The Declaration of Independence announced the birth of a new nation, but its lasting significance lies in the fact that it articulated a governing philosophy that was to guide that nation — at least for a century and a half. Alas, recent decades and recent (ahem) Supreme Court decisions have not kind to “life, liberty and the pursuit of happiness.” But it’s time to dust ourselves off, and renew the fight for liberty.

The Declaration is a good place to start. Don’t let people tell you that the Declaration is a mere historical relic with no legal import. The first two paragraphs of the Declaration are freighted with big, radical ideas that were later codified in the state and federal constitutions. To unpack the language, you can’t do better than Randy Barnett’s Annotated Declaration, over at the Volokh Conspiracy. I urge you to read the whole thing (it’s not very long), but here’s his summary:

The assumption of natural rights expressed in the Declaration of Independence can be summed up by the following proposition: “first comes rights, then comes government.” According to this view: (1) the rights of individuals do not originate with any government, but preexist its formation; (2) The protection of these rights is the first duty of government; and (3) Even after government is formed, these rights provide a standard by which its performance is measured and, in extreme cases, its systemic failure to protect rights — or its systematice violation of rights — can justify its alteration or abolition; (4) At least some of these rights are so fundamental that they are “inalienable,” meaning they are so intimately connected to one’s nature as a human being that they cannot be transferred to another even if one consents to do so. This is powerful stuff.

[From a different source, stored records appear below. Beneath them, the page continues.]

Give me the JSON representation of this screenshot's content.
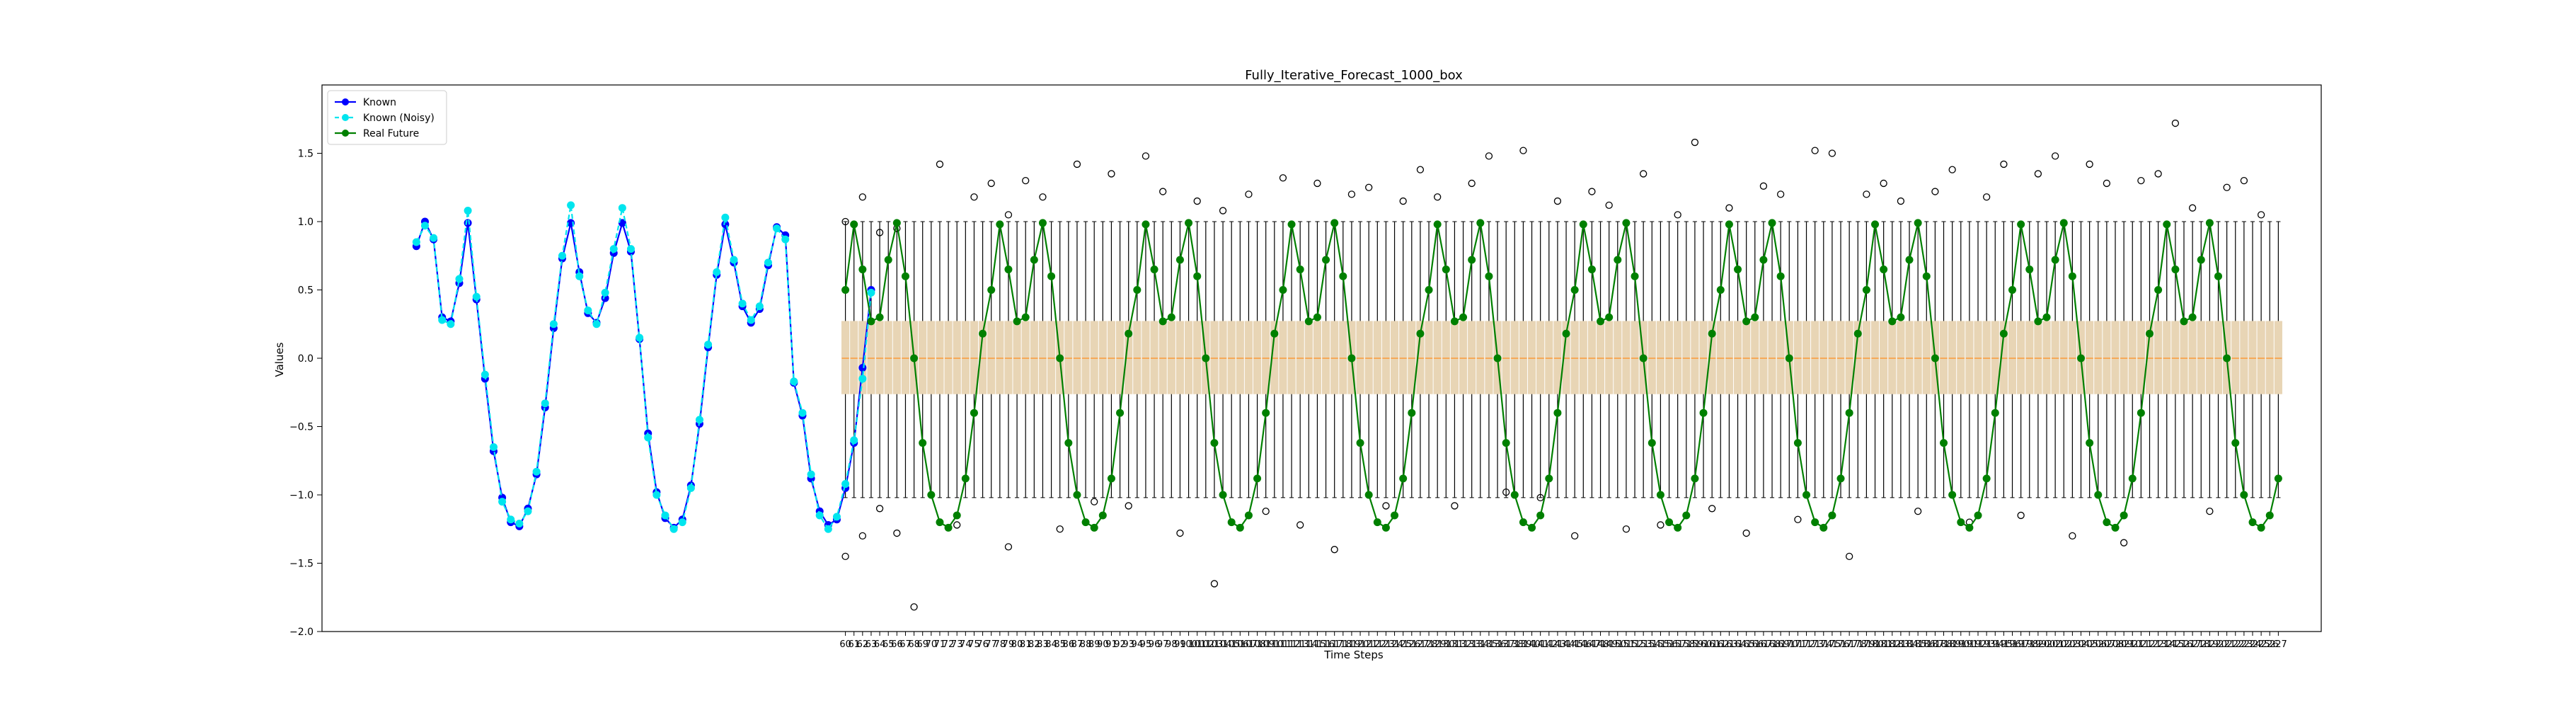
{
  "chart_data": {
    "type": "box",
    "title": "Fully_Iterative_Forecast_1000_box",
    "xlabel": "Time Steps",
    "ylabel": "Values",
    "ylim": [
      -2.0,
      2.0
    ],
    "y_ticks": [
      -2.0,
      -1.5,
      -1.0,
      -0.5,
      0.0,
      0.5,
      1.0,
      1.5
    ],
    "y_tick_labels": [
      "−2.0",
      "−1.5",
      "−1.0",
      "−0.5",
      "0.0",
      "0.5",
      "1.0",
      "1.5"
    ],
    "xlim": [
      -1,
      232
    ],
    "known_start": 10,
    "forecast_start": 60,
    "x_tick_start": 60,
    "x_tick_end": 227,
    "legend": {
      "position": "upper-left",
      "entries": [
        "Known",
        "Known (Noisy)",
        "Real Future"
      ]
    },
    "series": [
      {
        "name": "Known",
        "color": "#0000ff",
        "style": "line-dot",
        "x_start": 10,
        "values": [
          0.82,
          1.0,
          0.87,
          0.3,
          0.27,
          0.55,
          0.99,
          0.43,
          -0.15,
          -0.68,
          -1.02,
          -1.2,
          -1.23,
          -1.1,
          -0.85,
          -0.36,
          0.22,
          0.73,
          0.99,
          0.63,
          0.33,
          0.26,
          0.44,
          0.77,
          0.99,
          0.78,
          0.14,
          -0.55,
          -0.98,
          -1.17,
          -1.24,
          -1.18,
          -0.93,
          -0.48,
          0.08,
          0.61,
          0.98,
          0.7,
          0.38,
          0.26,
          0.36,
          0.68,
          0.96,
          0.9,
          -0.18,
          -0.42,
          -0.88,
          -1.12,
          -1.22,
          -1.18,
          -0.95,
          -0.62,
          -0.07,
          0.5
        ]
      },
      {
        "name": "Known (Noisy)",
        "color": "#00e5ee",
        "style": "dashed-dot",
        "x_start": 10,
        "values": [
          0.85,
          0.97,
          0.88,
          0.28,
          0.25,
          0.58,
          1.08,
          0.45,
          -0.12,
          -0.65,
          -1.05,
          -1.18,
          -1.21,
          -1.12,
          -0.83,
          -0.33,
          0.25,
          0.75,
          1.12,
          0.6,
          0.35,
          0.25,
          0.48,
          0.8,
          1.1,
          0.8,
          0.15,
          -0.58,
          -1.0,
          -1.15,
          -1.25,
          -1.2,
          -0.95,
          -0.45,
          0.1,
          0.63,
          1.03,
          0.72,
          0.4,
          0.28,
          0.38,
          0.7,
          0.95,
          0.87,
          -0.17,
          -0.4,
          -0.85,
          -1.15,
          -1.25,
          -1.16,
          -0.92,
          -0.6,
          -0.15,
          0.48
        ]
      },
      {
        "name": "Real Future",
        "color": "#008000",
        "style": "line-dot",
        "x_start": 60,
        "period": 17,
        "values_one_period": [
          0.5,
          0.98,
          0.65,
          0.27,
          0.3,
          0.72,
          0.99,
          0.6,
          0.0,
          -0.62,
          -1.0,
          -1.2,
          -1.24,
          -1.15,
          -0.88,
          -0.4,
          0.18
        ],
        "repeat_to_x": 227
      }
    ],
    "boxplots": {
      "x_start": 60,
      "x_end": 227,
      "median": 0.0,
      "q1": -0.26,
      "q3": 0.27,
      "whisker_low": -1.02,
      "whisker_high": 1.0,
      "box_color": "#e8d5b5",
      "median_color": "#ff8c1a",
      "outliers": [
        [
          60,
          1.0
        ],
        [
          60,
          -1.45
        ],
        [
          62,
          1.18
        ],
        [
          62,
          -1.3
        ],
        [
          64,
          0.92
        ],
        [
          64,
          -1.1
        ],
        [
          66,
          0.95
        ],
        [
          66,
          -1.28
        ],
        [
          68,
          -1.82
        ],
        [
          71,
          1.42
        ],
        [
          73,
          -1.22
        ],
        [
          75,
          1.18
        ],
        [
          77,
          1.28
        ],
        [
          79,
          1.05
        ],
        [
          79,
          -1.38
        ],
        [
          81,
          1.3
        ],
        [
          83,
          1.18
        ],
        [
          85,
          -1.25
        ],
        [
          87,
          1.42
        ],
        [
          89,
          -1.05
        ],
        [
          91,
          1.35
        ],
        [
          93,
          -1.08
        ],
        [
          95,
          1.48
        ],
        [
          97,
          1.22
        ],
        [
          99,
          -1.28
        ],
        [
          101,
          1.15
        ],
        [
          103,
          -1.65
        ],
        [
          104,
          1.08
        ],
        [
          107,
          1.2
        ],
        [
          109,
          -1.12
        ],
        [
          111,
          1.32
        ],
        [
          113,
          -1.22
        ],
        [
          115,
          1.28
        ],
        [
          117,
          -1.4
        ],
        [
          119,
          1.2
        ],
        [
          121,
          1.25
        ],
        [
          123,
          -1.08
        ],
        [
          125,
          1.15
        ],
        [
          127,
          1.38
        ],
        [
          129,
          1.18
        ],
        [
          131,
          -1.08
        ],
        [
          133,
          1.28
        ],
        [
          135,
          1.48
        ],
        [
          137,
          -0.98
        ],
        [
          139,
          1.52
        ],
        [
          141,
          -1.02
        ],
        [
          143,
          1.15
        ],
        [
          145,
          -1.3
        ],
        [
          147,
          1.22
        ],
        [
          149,
          1.12
        ],
        [
          151,
          -1.25
        ],
        [
          153,
          1.35
        ],
        [
          155,
          -1.22
        ],
        [
          157,
          1.05
        ],
        [
          159,
          1.58
        ],
        [
          161,
          -1.1
        ],
        [
          163,
          1.1
        ],
        [
          165,
          -1.28
        ],
        [
          167,
          1.26
        ],
        [
          169,
          1.2
        ],
        [
          171,
          -1.18
        ],
        [
          173,
          1.52
        ],
        [
          175,
          1.5
        ],
        [
          177,
          -1.45
        ],
        [
          179,
          1.2
        ],
        [
          181,
          1.28
        ],
        [
          183,
          1.15
        ],
        [
          185,
          -1.12
        ],
        [
          187,
          1.22
        ],
        [
          189,
          1.38
        ],
        [
          191,
          -1.2
        ],
        [
          193,
          1.18
        ],
        [
          195,
          1.42
        ],
        [
          197,
          -1.15
        ],
        [
          199,
          1.35
        ],
        [
          201,
          1.48
        ],
        [
          203,
          -1.3
        ],
        [
          205,
          1.42
        ],
        [
          207,
          1.28
        ],
        [
          209,
          -1.35
        ],
        [
          211,
          1.3
        ],
        [
          213,
          1.35
        ],
        [
          215,
          1.72
        ],
        [
          217,
          1.1
        ],
        [
          219,
          -1.12
        ],
        [
          221,
          1.25
        ],
        [
          223,
          1.3
        ],
        [
          225,
          1.05
        ]
      ]
    }
  }
}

Powerful indeed. And these concepts worked their way in to the post-1776 constitutions that the states drew up in the early years of the war. In the original federal constitution, the panoply of natural rights were protected by the Privileges & Immunities Clause. In the 1823 case of Corfield v Coryell, Justice Bushrod Washington (nephew of George) summarized privileges and immunities as including “the enjoyment of life and liberty, with the right to acquire and possess property of every kind, and to pursue and obtain happiness and safety.” But even with the P & I clause, the States insisted on a Bill of Rights enumerating certain liberties, and adding the 9th Amendment, which formally recognizes the existence of unenumerated (natural) rights.

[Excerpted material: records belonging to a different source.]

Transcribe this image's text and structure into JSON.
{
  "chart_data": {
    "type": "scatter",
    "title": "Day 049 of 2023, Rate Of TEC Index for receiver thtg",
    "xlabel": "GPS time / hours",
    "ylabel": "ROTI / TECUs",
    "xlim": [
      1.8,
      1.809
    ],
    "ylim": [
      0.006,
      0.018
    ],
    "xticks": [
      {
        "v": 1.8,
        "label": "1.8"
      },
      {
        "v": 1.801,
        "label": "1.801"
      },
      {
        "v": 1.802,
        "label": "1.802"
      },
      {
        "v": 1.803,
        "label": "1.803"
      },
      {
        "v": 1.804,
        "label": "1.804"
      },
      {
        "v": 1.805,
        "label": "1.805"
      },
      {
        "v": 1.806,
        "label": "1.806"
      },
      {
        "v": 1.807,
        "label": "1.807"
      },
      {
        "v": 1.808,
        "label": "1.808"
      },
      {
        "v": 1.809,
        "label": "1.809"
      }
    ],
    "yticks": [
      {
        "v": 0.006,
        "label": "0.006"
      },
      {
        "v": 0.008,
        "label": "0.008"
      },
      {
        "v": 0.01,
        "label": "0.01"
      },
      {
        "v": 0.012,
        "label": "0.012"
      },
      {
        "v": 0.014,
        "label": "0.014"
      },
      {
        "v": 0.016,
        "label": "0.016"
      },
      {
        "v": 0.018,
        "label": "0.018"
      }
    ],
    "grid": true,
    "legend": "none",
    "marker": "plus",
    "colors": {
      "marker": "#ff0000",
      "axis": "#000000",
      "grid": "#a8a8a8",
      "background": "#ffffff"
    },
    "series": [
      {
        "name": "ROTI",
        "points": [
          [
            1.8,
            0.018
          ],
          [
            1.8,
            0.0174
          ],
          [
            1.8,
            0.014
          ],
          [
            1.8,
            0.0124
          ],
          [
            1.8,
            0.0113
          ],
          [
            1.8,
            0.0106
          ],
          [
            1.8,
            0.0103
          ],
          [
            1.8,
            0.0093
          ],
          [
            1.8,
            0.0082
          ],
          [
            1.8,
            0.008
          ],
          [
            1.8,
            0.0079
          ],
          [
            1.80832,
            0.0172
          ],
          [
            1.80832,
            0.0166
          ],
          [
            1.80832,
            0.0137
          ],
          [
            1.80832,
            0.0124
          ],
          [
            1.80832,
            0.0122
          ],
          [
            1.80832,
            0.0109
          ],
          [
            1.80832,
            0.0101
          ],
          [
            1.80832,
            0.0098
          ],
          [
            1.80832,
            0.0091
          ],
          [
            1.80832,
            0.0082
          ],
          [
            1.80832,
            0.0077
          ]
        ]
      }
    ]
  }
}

When the 14th Amendment was ratified in 1868, the “Privileges or Immunities” Clause of that amendment was also understood to codify the natural rights expressed in the Declaration. Unfortunately, that clause is now a dead-letter, thanks to a number of activist Supreme Court decisions, starting with the “Slaughter House Cases.” As recently as the 2010 decision in McDonald v. Chicago, the Supreme Court refused an invitation to revive the Privileges or Immunities Clause — only Justice Thomas had the guts to admit that the time had come to correct the Court’s past mistakes.

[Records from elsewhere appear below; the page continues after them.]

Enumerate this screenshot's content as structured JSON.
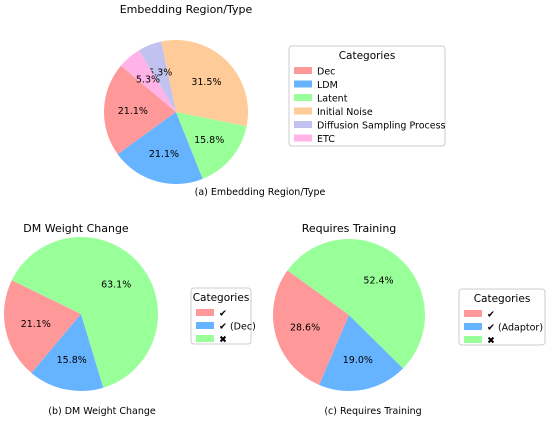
{
  "chart_data": [
    {
      "type": "pie",
      "title": "Embedding Region/Type",
      "caption": "(a) Embedding Region/Type",
      "legend_title": "Categories",
      "legend_position": "right",
      "labels": [
        "Dec",
        "LDM",
        "Latent",
        "Initial Noise",
        "Diffusion Sampling Process",
        "ETC"
      ],
      "values": [
        21.1,
        21.1,
        15.8,
        31.5,
        5.3,
        5.3
      ],
      "value_labels": [
        "21.1%",
        "21.1%",
        "15.8%",
        "31.5%",
        "5.3%",
        "5.3%"
      ],
      "colors": [
        "#ff9999",
        "#66b3ff",
        "#99ff99",
        "#ffcc99",
        "#c2c2f0",
        "#ffb3e6"
      ]
    },
    {
      "type": "pie",
      "title": "DM Weight Change",
      "caption": "(b) DM Weight Change",
      "legend_title": "Categories",
      "legend_position": "right",
      "labels": [
        "✔",
        "✔  (Dec)",
        "✖"
      ],
      "values": [
        21.1,
        15.8,
        63.1
      ],
      "value_labels": [
        "21.1%",
        "15.8%",
        "63.1%"
      ],
      "colors": [
        "#ff9999",
        "#66b3ff",
        "#99ff99"
      ]
    },
    {
      "type": "pie",
      "title": "Requires Training",
      "caption": "(c) Requires Training",
      "legend_title": "Categories",
      "legend_position": "right",
      "labels": [
        "✔",
        "✔  (Adaptor)",
        "✖"
      ],
      "values": [
        28.6,
        19.0,
        52.4
      ],
      "value_labels": [
        "28.6%",
        "19.0%",
        "52.4%"
      ],
      "colors": [
        "#ff9999",
        "#66b3ff",
        "#99ff99"
      ]
    }
  ]
}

As we fight for liberty, remember our fundamental law, properly understood, is on our side. The Constitution was originally understood to preserve our pre-existing natural rights to the maximum extent consistent with public order. What’s the harm of the government being able to compel individuals to enter commerce? The harm is that it represents the triumph of brute force over the rule of law: and every such victory for brute force brings us that much closer to tyranny.